Am 21. Mai 2017 stimmen wir über das Energiegesetz ab – höchste Zeit, dass wir uns im Detail mit der Vorlage befassen und uns ein wenig genauer ansehen, was für Einschränkungen auf uns zukommen. Bis im Jahr 2035 soll der gesamte Energieverbrauch in unserem Land halbiert werden. Um dieses Ziel zu erreichen, braucht es eine Menge von Vorschriften und Verboten. Bewährte und zuverlässige Energie aus Kernkraft wird uns nicht mehr zur Verfügung stehen. Alternative Energie soll gefördert werden: Daran könnten wir eigentlich unsere Freude haben. Aber wer weiss denn, ob diese Energie ebenso zuverlässig zu jeder Jahres- und Tageszeit geliefert wird? Es gibt uns ja bereits heute zu denken, dass die sogenannt saubere Energie, die wir zu gewissen Zeiten aus dem Ausland einführen, vom Steuerzahler in Deutschland und anderswo subventioniert wird und dadurch die einheimische in der Schweiz produzierte Wasserkraft nicht mehr rentabel ist. Eines ist sicher: Das neue Gesetz bringt einmal mehr Vorschriften, Bürokratie und persönliche Einschränkungen.
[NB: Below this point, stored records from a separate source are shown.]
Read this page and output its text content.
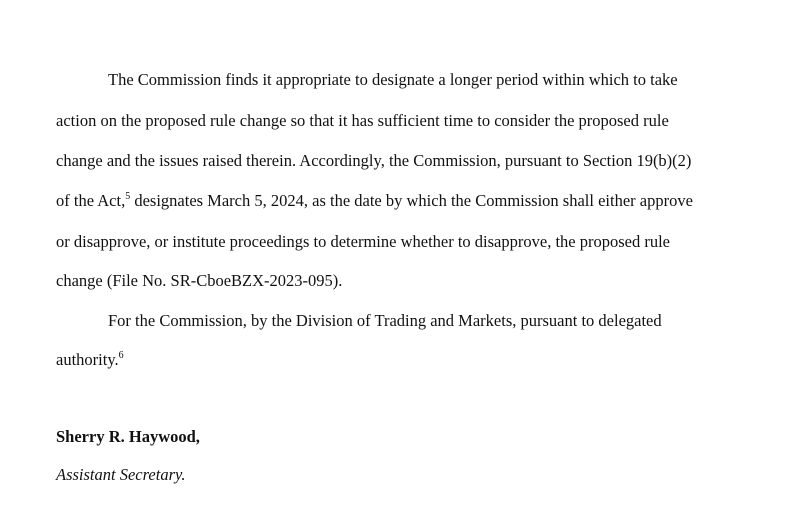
The Commission finds it appropriate to designate a longer period within which to take
action on the proposed rule change so that it has sufficient time to consider the proposed rule
change and the issues raised therein. Accordingly, the Commission, pursuant to Section 19(b)(2)
of the Act,$^5$ designates March 5, 2024, as the date by which the Commission shall either approve
or disapprove, or institute proceedings to determine whether to disapprove, the proposed rule
change (File No. SR-CboeBZX-2023-095).
For the Commission, by the Division of Trading and Markets, pursuant to delegated
authority.$^6$
Sherry R. Haywood,
Assistant Secretary.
Gäbe es denn nicht einen anderen Weg? Statt, dass sich der Staat mit Lenkungsmassnahmen in den Energiebereich einmischt, könnte er sich ganz einfach auf eine einzige Aufgabe konzentrieren: Er müsste die Forschung und die Entwicklung neuer Technologien stärker fördern. Der flächendeckende Bau von Windrädern ist sicher nicht der Weisheit letzter Schluss. Es müsste doch möglich sein, andere Energien sinnvoll einzusetzen und gleichzeitig Autos, Flugzeuge, Heizungen und Haushaltgeräte zu entwickeln, die immer weniger Energie benötigen. Dies ist ja bereits in den letzten Jahren geschehen, aber die Möglichkeiten sind längst noch nicht ausgeschöpft. Die Zukunftsperspektiven und Chancen sind in diesem Bereich fast unerschöpflich. Bessere Technologien werden sich durchsetzen und vor allem auch wirtschaftlich attraktiver sein. Diese Weiterentwicklung muss aber ohne Lenkungsmassnahmen und Zielvorgaben vor sich gehen. Neue und bessere Erfindungen werden sich auf dem freien Markt durchsetzen. Solange wir Subventionen auszahlen, lohnt es sich gar nicht, weiter zu forschen. Umfragen sagen, dass die Romandie und das Tessin das Energiegesetz eher annehmen: Sorgen wir doch mit einer deutlichen Ablehnung dafür, dass dies nicht geschieht und der Weg für einen vernünftigen Umgang mit alten und neuen Energieformen offensteht.